The inhibition of the cerebro-spinal activity allows a proportionate
increase in the sympathetic action consequently vasoconstriction
results in the vessels of the head.
The physiological congestion of the digestive tract during active
digestion is not due to stimulation of the vasodilators, but to
stimulation of pneumogastric, thereby decreasing vasoconstriction.
The synchronous increase in the sympathetic activity of the gastrointestinal
muscular and secretive functions is brought about by the vaso-dilation
above referred to. This vaso-dilation increases the local
venosity of the blood which chemically stimulates Auerbach's and
Meissner's plexi in the intestinal walls. Uterine congestion
from exposure of the feet to cold and dampness is not due to stimulation
of vasodilators but to stimulation of cerebro-spinal nerves which
centers in the lumbar enlargement of the cord associated with the
motors to the uterus. This cerebro-spinal stimulation as previously
stated and illustrated causes inhibition of the vaso-motor center,
thus allowing dilation to the part controlled.

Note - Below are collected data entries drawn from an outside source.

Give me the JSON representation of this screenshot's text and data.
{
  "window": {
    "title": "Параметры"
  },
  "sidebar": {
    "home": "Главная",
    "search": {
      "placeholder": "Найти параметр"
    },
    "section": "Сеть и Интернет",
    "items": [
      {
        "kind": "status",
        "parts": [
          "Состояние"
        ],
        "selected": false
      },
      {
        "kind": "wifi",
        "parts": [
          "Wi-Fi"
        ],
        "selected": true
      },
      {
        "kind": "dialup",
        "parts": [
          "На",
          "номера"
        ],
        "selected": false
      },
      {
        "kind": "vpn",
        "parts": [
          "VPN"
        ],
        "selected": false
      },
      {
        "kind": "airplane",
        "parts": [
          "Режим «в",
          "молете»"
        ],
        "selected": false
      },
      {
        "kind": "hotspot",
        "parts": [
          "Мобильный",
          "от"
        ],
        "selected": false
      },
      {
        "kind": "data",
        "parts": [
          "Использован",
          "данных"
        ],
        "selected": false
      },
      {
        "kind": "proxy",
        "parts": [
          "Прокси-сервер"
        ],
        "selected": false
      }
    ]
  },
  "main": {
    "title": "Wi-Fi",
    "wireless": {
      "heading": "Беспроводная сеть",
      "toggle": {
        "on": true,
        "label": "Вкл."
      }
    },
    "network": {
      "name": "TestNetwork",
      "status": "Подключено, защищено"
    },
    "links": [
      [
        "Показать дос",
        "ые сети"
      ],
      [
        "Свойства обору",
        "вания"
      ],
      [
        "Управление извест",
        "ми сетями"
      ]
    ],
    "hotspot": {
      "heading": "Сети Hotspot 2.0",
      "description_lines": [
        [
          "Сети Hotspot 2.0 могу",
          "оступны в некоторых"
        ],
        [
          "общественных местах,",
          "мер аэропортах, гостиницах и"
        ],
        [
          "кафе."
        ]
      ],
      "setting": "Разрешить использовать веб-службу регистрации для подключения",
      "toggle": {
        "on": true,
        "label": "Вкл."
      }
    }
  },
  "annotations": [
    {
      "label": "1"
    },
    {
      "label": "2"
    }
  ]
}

Now to return to the general subject. Machines have what
are called dead centers, that is, positions of the machinery from
which it is impossible to start motion. There are doubtless
dead centers in the human machinery. I think it is theoretically
possible to adjust the mechanism of the body and at the same time
not start the machinery. It would be like winding a clock
and not giving the pendulum motion. I do not expect to illustrate
this clinically. However, since the subject is given me to
champion, I wish to present its widest possibilities. If any
here wish to illustrate to themselves, by a simple way the efficacy
of stimulation let them irritate the mucous membrane of the nose
with a feather. They will be rewarded by an emphatic demonstration
of stimulation - a sneeze. This is a very ordinary but nevertheless
effective proof because so slight a stimulation is necessary and
so, violent a physiological response is obtained.